Chapter 3: Introducing Your Second Self

Radical behaviorism: Popular before 1980s, we react in fixed ways to stimuli around us. Became less popular due to the Cognitive revolution that showed that top-down executive thinking mattered, and motivation mattered. Psychology shifted from studying learning/behavior to studying the mind. However, idea of “habits” were pushed to the side. “Habits” fell out of favor with book authors starting around 1930 and declined until after 2000, but has had an uptick during the 2000s.
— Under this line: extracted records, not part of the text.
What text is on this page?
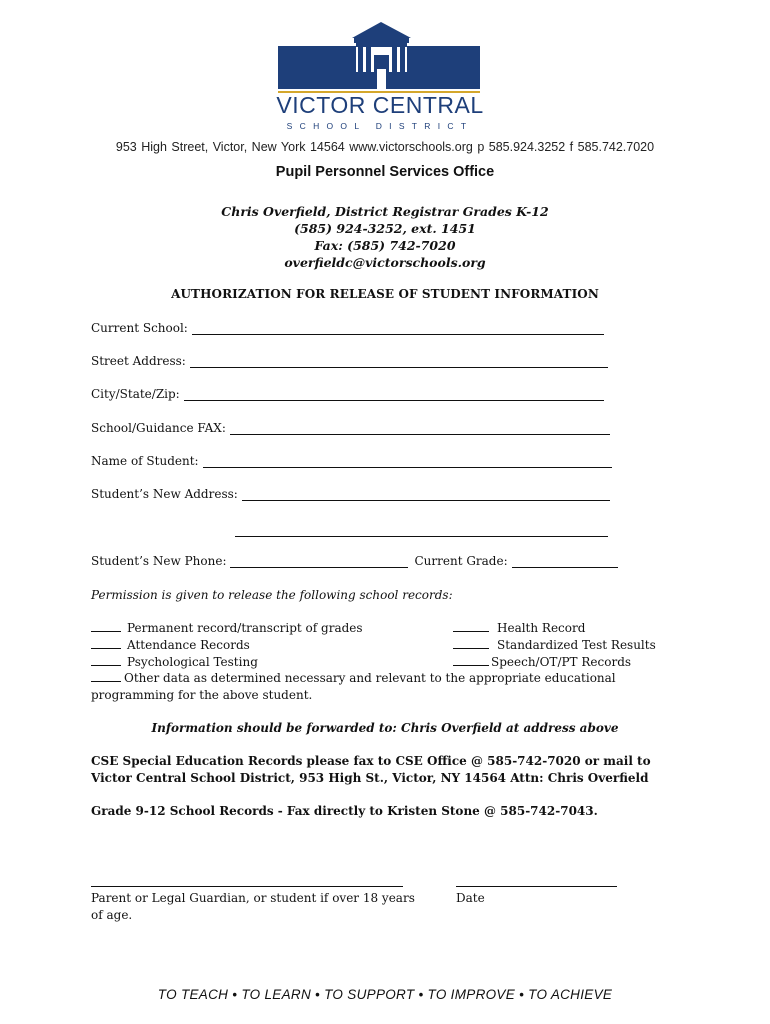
VICTOR CENTRAL
SCHOOL DISTRICT
953 High Street, Victor, New York 14564 www.victorschools.org p 585.924.3252 f 585.742.7020
Pupil Personnel Services Office
Chris Overfield, District Registrar Grades K-12
(585) 924-3252, ext. 1451
Fax: (585) 742-7020
overfieldc@victorschools.org
AUTHORIZATION FOR RELEASE OF STUDENT INFORMATION
Current School:
Street Address:
City/State/Zip:
School/Guidance FAX:
Name of Student:
Student’s New Address:
Student’s New Phone:	Current Grade:
Permission is given to release the following school records:
Permanent record/transcript of grades
Attendance Records
Psychological Testing
Health Record
Standardized Test Results
Speech/OT/PT Records
Other data as determined necessary and relevant to the appropriate educational
programming for the above student.
Information should be forwarded to: Chris Overfield at address above
CSE Special Education Records please fax to CSE Office @ 585-742-7020 or mail to
Victor Central School District, 953 High St., Victor, NY 14564 Attn: Chris Overfield
Grade 9-12 School Records - Fax directly to Kristen Stone @ 585-742-7043.
Parent or Legal Guardian, or student if over 18 years
of age.
Date
TO TEACH • TO LEARN • TO SUPPORT • TO IMPROVE • TO ACHIEVE
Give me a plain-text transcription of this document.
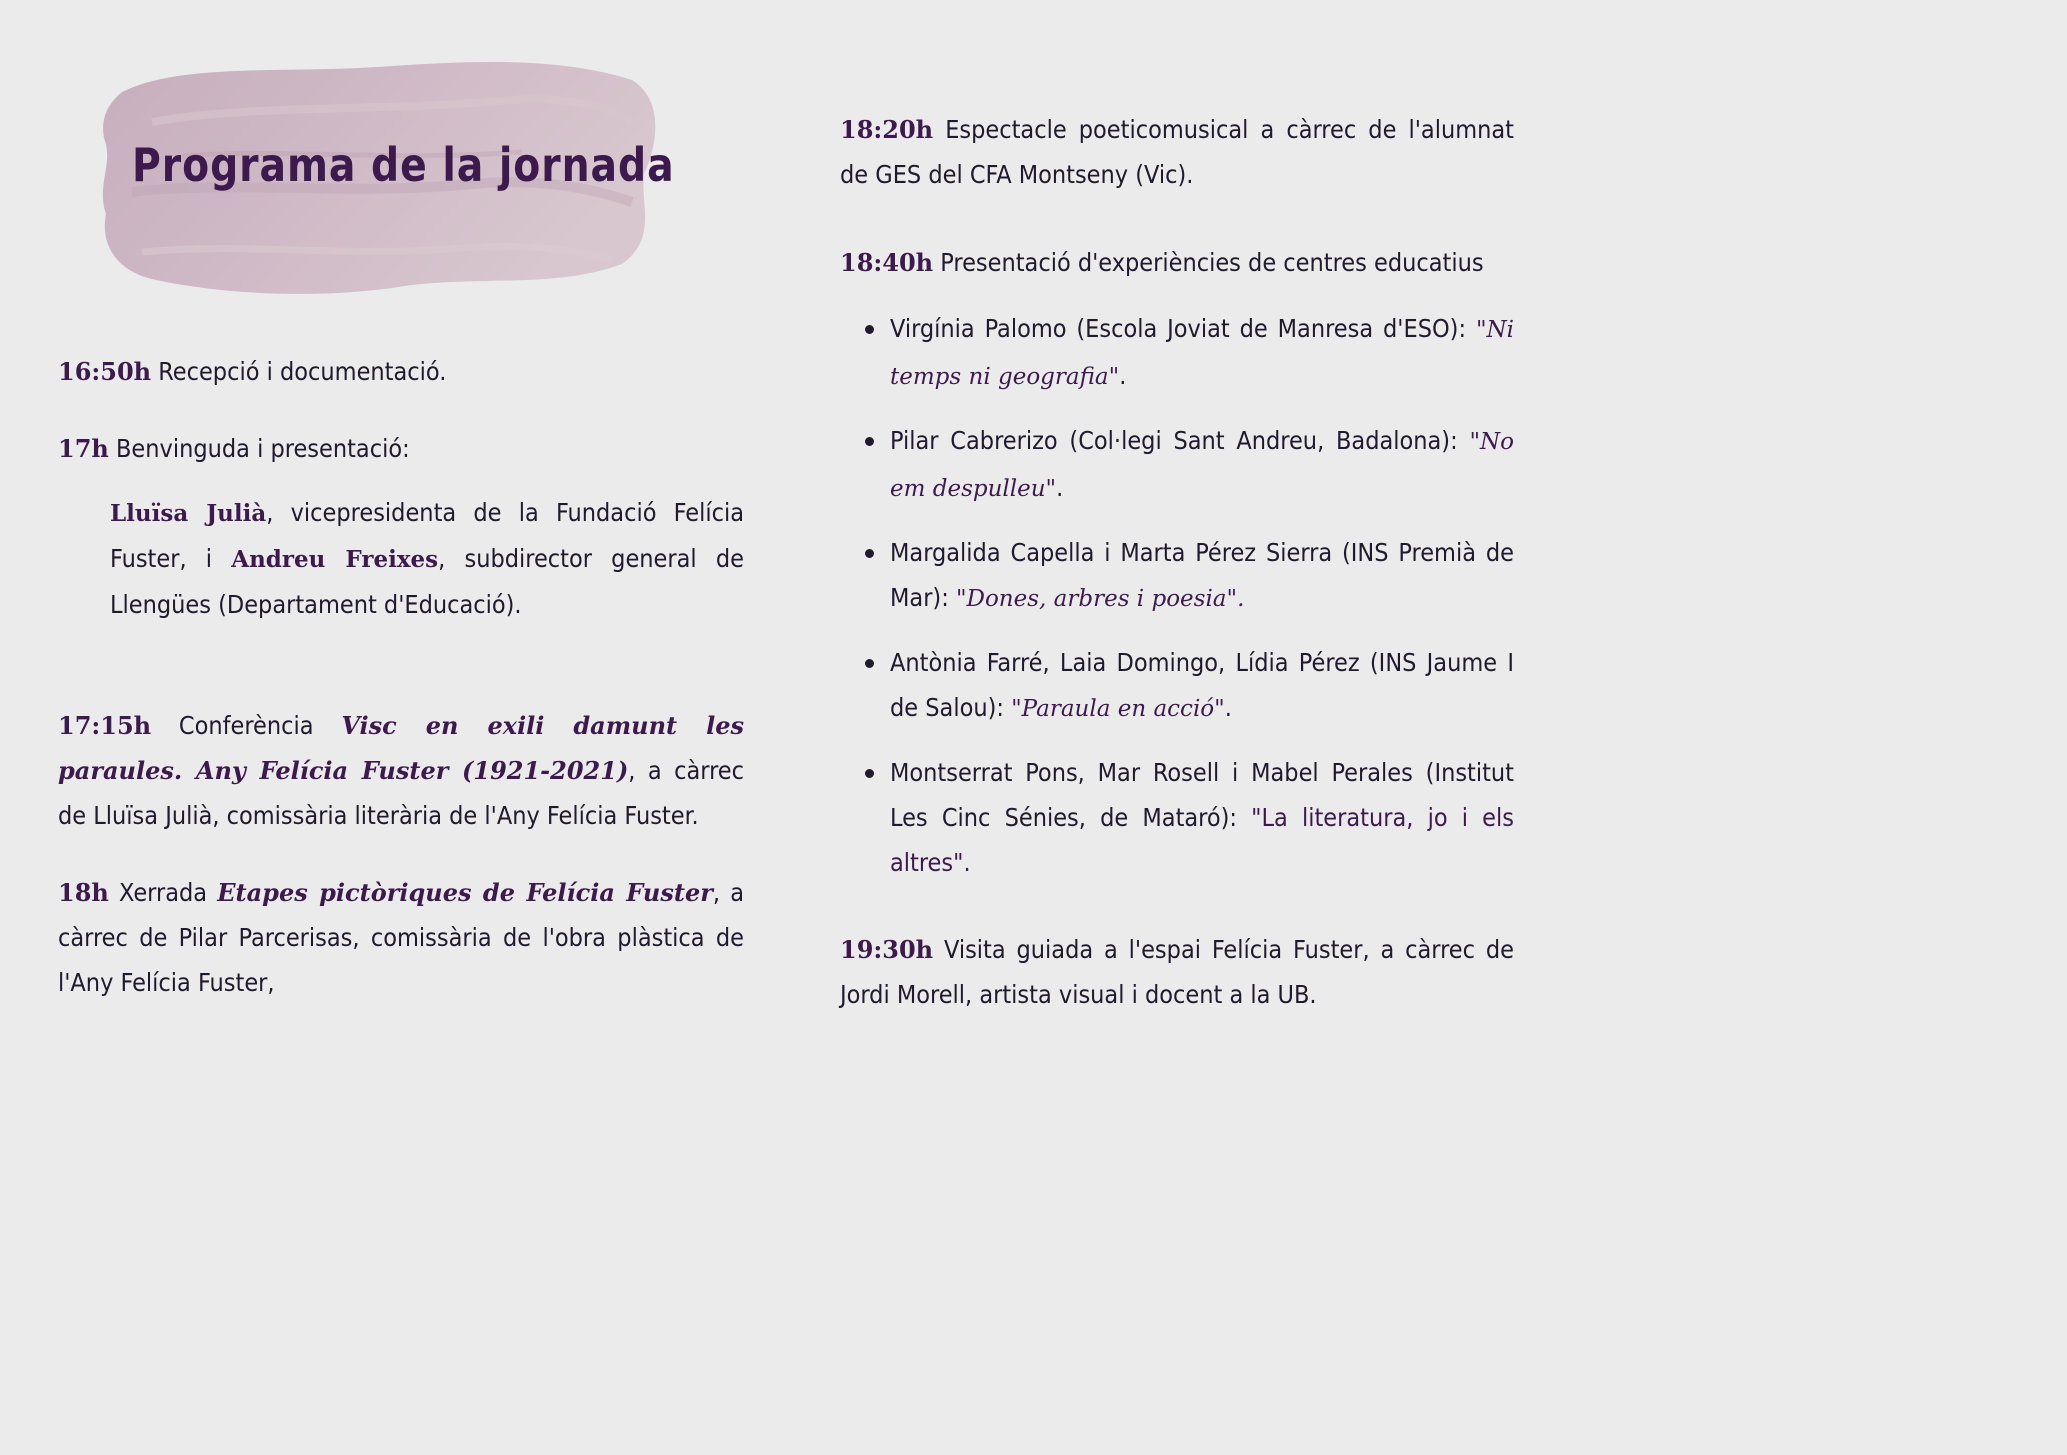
Programa de la jornada

16:50h Recepció i documentació.

17h Benvinguda i presentació:

Lluïsa Julià, vicepresidenta de la Fundació Felícia Fuster, i Andreu Freixes, subdirector general de Llengües (Departament d'Educació).

17:15h Conferència Visc en exili damunt les paraules. Any Felícia Fuster (1921-2021), a càrrec de Lluïsa Julià, comissària literària de l'Any Felícia Fuster.

18h Xerrada Etapes pictòriques de Felícia Fuster, a càrrec de Pilar Parcerisas, comissària de l'obra plàstica de l'Any Felícia Fuster,

18:20h Espectacle poeticomusical a càrrec de l'alumnat de GES del CFA Montseny (Vic).

18:40h Presentació d'experiències de centres educatius

Virgínia Palomo (Escola Joviat de Manresa d'ESO): "Ni temps ni geografia".
Pilar Cabrerizo (Col·legi Sant Andreu, Badalona): "No em despulleu".
Margalida Capella i Marta Pérez Sierra (INS Premià de Mar): "Dones, arbres i poesia".
Antònia Farré, Laia Domingo, Lídia Pérez (INS Jaume I de Salou): "Paraula en acció".
Montserrat Pons, Mar Rosell i Mabel Perales (Institut Les Cinc Sénies, de Mataró): "La literatura, jo i els altres".

19:30h Visita guiada a l'espai Felícia Fuster, a càrrec de Jordi Morell, artista visual i docent a la UB.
Partly enabled by fMRI – showed that initial performance of a task had activity in decision-making/executive control regions (prefrontal and hippocampal). After repetition, activity moved to putamen and basal ganglia.

New word for habit: automaticity.

With rats, initially they press a lever to get a reward and stop if reward goes away. After much practice, they don’t need the reward anymore.

Rewards are important when you first do something.

Later, the reward is irrelevant. The rat presses the lever in a particular corner of the cage. The human pulls the refrigerator door because they are standing in front of it.

Study by the author demonstrating this with habitual runners using “speed of thought” as the metric.

Similar to the habit of 2+2 “looking like” 4, the path by the lake “looks like” it’s time for a jog.

Working definition of habit: “a mental association between a context cue and a response that develops as we repeat an action in that context for a reward

Automaticity is a superset of habit. Other types of automaticity: snap judgments of people, reflex, Pavlovian conditioning, or goals and ideas being activated by our surroundings.

Example habits:

offering to help out with soccer a few times and getting positive regard from other parents leads to having a habit of helping out triggered by seeing the soccer field.

getting insomnia once and trying out a video game a few nights leads to computer games coming to mind automatically every time it gets late.